Noël approche et à l’heure de décider de ce qu’il y aura sous le sapin, on vous offre un petit éclairage sur le Mediabook Stay Hungry, premier film d’un certain Arnold Schwarzenegger.
1976, le culturisme commence à se développer dans les salles de Californie et le Nouvel Hollywood s’apprête à laisser la place aux blockbusters emmenés par des jeunes talents comme Steven Spielberg et George Lucas. C’est dans ce contexte particulier que Bob Rafelson, producteur et réalisateur de légende, signe Stay Hungry, offrant au passage son premier vrai rôle au cinéma à une future icône du box-office, Arnold Schwarzenegger.
On voit déjà les puristes nous sortir que non, Schwarzy avait d’abord été ridicule dans le tristement célèbre Hercule à New York (1970). Sauf que dans ce dernier, le chêne autrichien à l’accent à râper le fromage avait dû être intégralement redoublé. Ce qui fait que c’est bien dans Stay Hungry qu’on l’entendra s’exprimer réellement pour la première fois. D’autant que le bonhomme est loin d’y faire de la figuration. Mais nous allons y revenir.
Stay Hungry, la faim d’un certain cinéma ?

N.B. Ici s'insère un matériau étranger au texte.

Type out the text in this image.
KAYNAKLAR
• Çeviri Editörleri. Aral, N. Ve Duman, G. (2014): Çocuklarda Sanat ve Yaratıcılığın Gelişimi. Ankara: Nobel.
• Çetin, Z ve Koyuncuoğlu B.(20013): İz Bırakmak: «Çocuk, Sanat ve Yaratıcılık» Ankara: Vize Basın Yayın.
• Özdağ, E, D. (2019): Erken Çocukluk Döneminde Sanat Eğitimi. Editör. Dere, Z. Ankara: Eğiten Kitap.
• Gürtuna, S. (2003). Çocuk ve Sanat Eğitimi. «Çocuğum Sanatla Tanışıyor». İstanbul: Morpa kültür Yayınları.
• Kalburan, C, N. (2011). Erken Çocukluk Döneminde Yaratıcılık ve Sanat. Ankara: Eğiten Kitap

Fils de bonne famille se retrouvant unique héritier à la mort de ses parents, Craig Blake (Jeff Bridges) ne sait pas quoi faire de sa vie et s’engage dans l’immobilier avec un groupe peu recommandable. Sa mission est simple, il doit convaincre le propriétaire d’un club de gym de vendre afin de pouvoir y construire un immense complexe. Adhérant au club, il va se lier d’amitié avec Joe Santo (Schwarzenegger), un culturiste s’entraînant pour le concours de Mr Univers, et commencer une relation avec la réceptionniste, Marie Tate (Sally Field).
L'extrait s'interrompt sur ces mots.